A particle of mass M is on the top of a vertical circle without initial velocity. It starts to fall clockwise.
Find the angle with respect to the origin, where the particle leaves the circle.
The Attempt at a Solution
I used two unitary vectors..
εr : which direction is the same as the line described by the radio in the separation point.
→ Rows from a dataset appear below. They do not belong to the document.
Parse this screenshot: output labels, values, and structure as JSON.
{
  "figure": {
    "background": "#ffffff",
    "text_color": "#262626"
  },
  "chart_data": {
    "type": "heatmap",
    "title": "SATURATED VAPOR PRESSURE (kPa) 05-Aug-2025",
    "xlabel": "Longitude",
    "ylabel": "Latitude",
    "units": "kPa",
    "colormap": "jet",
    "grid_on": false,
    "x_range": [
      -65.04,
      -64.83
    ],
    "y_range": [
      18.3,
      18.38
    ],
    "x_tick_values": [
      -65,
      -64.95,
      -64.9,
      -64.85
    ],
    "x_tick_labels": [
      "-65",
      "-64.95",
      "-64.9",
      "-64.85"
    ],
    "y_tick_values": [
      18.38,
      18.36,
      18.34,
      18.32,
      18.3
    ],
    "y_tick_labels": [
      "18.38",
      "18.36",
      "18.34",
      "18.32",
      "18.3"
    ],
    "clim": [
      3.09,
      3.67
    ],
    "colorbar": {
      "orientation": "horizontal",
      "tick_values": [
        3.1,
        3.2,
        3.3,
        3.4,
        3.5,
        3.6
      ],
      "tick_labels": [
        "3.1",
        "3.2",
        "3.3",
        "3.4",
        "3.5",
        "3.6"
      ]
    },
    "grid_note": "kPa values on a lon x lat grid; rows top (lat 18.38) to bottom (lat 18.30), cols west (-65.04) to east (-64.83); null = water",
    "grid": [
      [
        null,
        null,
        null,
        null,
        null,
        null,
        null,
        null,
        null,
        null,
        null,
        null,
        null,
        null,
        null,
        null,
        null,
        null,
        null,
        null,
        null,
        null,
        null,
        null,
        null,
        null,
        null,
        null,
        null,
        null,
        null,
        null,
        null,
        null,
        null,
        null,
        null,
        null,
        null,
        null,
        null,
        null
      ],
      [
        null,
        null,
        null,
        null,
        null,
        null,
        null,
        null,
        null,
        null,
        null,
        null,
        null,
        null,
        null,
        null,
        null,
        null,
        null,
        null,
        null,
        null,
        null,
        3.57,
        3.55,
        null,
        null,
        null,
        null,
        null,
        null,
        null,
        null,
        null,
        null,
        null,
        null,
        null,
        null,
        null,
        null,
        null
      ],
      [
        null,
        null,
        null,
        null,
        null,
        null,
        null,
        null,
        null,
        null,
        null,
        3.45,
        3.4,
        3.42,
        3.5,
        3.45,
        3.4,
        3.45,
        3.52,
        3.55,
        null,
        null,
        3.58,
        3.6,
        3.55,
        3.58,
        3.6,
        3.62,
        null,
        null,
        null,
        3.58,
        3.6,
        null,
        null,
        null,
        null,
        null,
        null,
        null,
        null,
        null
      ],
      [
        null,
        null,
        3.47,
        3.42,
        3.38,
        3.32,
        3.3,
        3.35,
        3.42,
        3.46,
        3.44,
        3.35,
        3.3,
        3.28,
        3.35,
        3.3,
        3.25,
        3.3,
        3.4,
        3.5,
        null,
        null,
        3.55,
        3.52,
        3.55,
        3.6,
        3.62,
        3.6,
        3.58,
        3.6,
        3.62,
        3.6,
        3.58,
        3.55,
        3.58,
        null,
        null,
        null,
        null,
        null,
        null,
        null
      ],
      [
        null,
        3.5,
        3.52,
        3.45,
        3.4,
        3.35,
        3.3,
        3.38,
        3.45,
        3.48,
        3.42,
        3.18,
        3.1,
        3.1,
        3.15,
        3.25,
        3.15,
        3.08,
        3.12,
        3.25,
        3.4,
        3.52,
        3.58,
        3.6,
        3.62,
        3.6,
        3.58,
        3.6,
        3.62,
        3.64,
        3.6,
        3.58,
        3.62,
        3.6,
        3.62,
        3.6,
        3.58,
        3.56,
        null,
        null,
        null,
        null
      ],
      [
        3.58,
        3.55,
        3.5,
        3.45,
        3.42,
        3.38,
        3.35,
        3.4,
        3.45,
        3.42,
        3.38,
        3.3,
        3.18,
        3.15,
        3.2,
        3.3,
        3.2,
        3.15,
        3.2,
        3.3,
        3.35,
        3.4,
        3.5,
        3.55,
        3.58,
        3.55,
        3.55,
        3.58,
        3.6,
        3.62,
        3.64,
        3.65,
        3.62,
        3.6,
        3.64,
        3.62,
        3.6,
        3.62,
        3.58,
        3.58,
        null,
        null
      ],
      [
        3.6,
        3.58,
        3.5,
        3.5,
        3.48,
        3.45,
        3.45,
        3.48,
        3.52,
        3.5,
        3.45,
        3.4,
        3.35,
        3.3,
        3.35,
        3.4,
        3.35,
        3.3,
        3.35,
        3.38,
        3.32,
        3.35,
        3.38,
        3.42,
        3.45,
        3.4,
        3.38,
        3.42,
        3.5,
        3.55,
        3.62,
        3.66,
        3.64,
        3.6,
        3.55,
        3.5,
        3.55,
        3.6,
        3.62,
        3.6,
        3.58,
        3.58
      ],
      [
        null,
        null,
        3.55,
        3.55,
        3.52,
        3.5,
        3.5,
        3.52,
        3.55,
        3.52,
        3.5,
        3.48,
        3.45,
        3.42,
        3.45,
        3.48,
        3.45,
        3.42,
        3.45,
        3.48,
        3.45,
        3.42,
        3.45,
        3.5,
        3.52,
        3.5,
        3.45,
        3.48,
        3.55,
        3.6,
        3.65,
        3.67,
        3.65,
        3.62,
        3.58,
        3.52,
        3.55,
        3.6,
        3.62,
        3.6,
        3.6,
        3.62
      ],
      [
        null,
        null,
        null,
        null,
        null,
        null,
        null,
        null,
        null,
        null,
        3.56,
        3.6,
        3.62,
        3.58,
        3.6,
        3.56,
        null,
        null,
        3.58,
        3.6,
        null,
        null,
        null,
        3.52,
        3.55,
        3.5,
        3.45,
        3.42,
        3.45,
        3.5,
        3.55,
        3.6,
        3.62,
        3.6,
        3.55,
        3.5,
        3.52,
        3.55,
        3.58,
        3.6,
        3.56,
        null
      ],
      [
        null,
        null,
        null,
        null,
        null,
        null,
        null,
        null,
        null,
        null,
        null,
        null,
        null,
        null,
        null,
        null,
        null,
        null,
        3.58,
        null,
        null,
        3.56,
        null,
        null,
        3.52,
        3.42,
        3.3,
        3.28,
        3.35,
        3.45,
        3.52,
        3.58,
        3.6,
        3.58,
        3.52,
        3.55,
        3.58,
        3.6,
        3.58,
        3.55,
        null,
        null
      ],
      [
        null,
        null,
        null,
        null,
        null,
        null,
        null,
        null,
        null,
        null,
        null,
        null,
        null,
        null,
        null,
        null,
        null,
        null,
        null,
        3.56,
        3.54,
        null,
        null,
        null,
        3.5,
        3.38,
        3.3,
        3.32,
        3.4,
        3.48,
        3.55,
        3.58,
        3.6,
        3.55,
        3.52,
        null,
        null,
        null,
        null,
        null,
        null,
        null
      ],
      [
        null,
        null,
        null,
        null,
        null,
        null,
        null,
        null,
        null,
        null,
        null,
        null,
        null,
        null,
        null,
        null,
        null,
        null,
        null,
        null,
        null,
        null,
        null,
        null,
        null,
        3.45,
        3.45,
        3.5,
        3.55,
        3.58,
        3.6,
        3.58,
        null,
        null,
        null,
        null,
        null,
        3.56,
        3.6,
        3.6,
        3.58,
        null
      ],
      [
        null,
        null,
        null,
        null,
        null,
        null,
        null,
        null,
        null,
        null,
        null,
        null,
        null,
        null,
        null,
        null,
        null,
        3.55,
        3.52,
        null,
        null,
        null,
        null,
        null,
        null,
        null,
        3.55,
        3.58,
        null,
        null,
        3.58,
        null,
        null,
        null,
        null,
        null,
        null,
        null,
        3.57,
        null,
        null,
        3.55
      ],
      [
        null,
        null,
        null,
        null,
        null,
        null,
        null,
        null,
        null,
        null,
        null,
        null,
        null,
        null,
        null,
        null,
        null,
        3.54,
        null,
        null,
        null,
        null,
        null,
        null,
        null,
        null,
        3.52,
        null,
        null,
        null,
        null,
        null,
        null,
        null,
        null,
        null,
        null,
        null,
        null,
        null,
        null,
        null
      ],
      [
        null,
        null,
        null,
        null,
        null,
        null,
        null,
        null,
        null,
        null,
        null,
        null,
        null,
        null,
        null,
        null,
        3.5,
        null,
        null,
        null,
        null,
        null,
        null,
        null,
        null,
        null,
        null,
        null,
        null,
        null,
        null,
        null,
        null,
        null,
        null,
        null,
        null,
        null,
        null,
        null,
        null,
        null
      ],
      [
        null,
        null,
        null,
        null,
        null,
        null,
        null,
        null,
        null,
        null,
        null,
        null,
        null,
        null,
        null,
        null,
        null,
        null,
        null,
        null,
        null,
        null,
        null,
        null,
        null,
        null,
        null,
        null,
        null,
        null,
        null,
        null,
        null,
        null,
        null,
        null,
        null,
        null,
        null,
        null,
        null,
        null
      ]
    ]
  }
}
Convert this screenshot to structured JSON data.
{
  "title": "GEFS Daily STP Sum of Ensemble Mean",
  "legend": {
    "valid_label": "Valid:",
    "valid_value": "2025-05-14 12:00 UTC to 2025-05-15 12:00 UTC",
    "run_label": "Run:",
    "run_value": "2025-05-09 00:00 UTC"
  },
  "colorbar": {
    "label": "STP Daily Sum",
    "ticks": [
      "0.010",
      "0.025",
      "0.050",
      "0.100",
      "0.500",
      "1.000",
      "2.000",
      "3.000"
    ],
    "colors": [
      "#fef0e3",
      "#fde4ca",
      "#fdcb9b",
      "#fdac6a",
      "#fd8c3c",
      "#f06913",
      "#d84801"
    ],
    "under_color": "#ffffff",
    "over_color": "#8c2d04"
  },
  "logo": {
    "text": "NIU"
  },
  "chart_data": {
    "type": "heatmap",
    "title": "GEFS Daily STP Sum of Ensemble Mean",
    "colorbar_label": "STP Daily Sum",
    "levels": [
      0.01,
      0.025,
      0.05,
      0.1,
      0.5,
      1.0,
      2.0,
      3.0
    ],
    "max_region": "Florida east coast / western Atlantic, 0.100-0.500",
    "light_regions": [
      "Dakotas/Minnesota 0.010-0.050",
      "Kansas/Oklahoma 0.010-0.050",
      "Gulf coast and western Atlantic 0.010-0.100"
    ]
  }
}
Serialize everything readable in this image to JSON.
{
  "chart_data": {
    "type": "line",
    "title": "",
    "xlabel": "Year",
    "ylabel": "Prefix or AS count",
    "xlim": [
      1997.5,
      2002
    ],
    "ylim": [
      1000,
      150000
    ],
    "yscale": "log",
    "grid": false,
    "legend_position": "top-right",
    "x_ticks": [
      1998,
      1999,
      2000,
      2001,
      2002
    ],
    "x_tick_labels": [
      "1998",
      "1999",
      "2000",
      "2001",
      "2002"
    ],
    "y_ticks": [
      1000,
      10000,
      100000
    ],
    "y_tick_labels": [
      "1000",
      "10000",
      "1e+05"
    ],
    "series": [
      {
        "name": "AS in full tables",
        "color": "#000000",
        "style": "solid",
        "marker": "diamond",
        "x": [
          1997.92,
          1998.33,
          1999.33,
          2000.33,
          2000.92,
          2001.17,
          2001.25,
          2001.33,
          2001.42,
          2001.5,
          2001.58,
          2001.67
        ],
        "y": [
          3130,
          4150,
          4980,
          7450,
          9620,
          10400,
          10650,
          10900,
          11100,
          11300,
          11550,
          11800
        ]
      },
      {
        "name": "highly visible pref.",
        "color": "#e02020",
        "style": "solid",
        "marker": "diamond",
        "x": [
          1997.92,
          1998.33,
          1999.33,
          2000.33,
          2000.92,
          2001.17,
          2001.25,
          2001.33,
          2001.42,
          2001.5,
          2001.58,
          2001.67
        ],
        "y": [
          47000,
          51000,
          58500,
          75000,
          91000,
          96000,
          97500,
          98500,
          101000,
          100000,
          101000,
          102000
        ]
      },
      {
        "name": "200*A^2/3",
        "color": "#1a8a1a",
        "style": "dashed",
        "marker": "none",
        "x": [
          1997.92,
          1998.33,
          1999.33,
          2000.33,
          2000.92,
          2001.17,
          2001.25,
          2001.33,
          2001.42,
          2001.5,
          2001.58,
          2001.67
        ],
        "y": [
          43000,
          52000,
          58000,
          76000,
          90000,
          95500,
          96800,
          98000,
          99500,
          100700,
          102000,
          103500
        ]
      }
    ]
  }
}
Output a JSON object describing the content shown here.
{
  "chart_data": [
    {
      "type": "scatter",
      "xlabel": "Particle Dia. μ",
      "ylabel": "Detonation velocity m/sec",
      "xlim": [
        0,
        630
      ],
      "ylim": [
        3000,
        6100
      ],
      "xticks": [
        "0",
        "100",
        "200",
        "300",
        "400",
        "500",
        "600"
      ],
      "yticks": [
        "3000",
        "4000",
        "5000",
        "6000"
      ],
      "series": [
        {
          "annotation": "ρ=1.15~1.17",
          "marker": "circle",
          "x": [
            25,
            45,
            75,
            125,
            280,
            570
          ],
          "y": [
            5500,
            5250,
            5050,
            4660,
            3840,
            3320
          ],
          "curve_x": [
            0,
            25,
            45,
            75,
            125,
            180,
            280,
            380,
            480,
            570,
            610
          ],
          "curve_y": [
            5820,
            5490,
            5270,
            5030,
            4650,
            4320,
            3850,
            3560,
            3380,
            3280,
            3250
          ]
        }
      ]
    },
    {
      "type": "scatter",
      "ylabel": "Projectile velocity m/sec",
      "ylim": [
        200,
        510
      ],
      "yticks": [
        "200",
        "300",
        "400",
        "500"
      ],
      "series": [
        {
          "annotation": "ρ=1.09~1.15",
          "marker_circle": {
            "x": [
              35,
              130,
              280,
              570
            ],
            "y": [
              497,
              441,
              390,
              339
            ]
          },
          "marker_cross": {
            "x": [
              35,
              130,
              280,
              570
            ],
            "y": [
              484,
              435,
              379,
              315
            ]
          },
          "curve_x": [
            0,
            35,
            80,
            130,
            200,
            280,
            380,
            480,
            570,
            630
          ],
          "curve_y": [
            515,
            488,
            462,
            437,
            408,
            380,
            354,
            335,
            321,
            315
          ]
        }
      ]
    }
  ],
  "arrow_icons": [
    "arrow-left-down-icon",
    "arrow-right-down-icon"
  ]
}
εθ: perpendicular to εr (the direction of the tangential velocity in the separation point)
v=dr/dt = Rder/dt
v=ωXr (counterclockwise, so I changedthe sign to negative)
v = -R(-ωeθ) = ωReθ
a = dv/dt = R(αeθ + ω deθ/dt)
deθ/dt = -(ωXeθ) = -ωer
a = α R eθ - ω^2 R er
Weight, Normal force
Centripetal is a resultant?
F(eθ)==> mgcosθ = αRm
F(er)==> N-mgsenθ= -ω^2Rm
From F(er) : α= (gcosθ)/R
∫ (gcosθ)/Rdθ = (gsenθ)/R
ω^2 = (2gsenθ)/R
I come back to the force equations, (with zero normal force) and replace ω^2
And I get nonsenses like 2=1. Did I do something wrong?
Solution: 48,19º (by the teacher)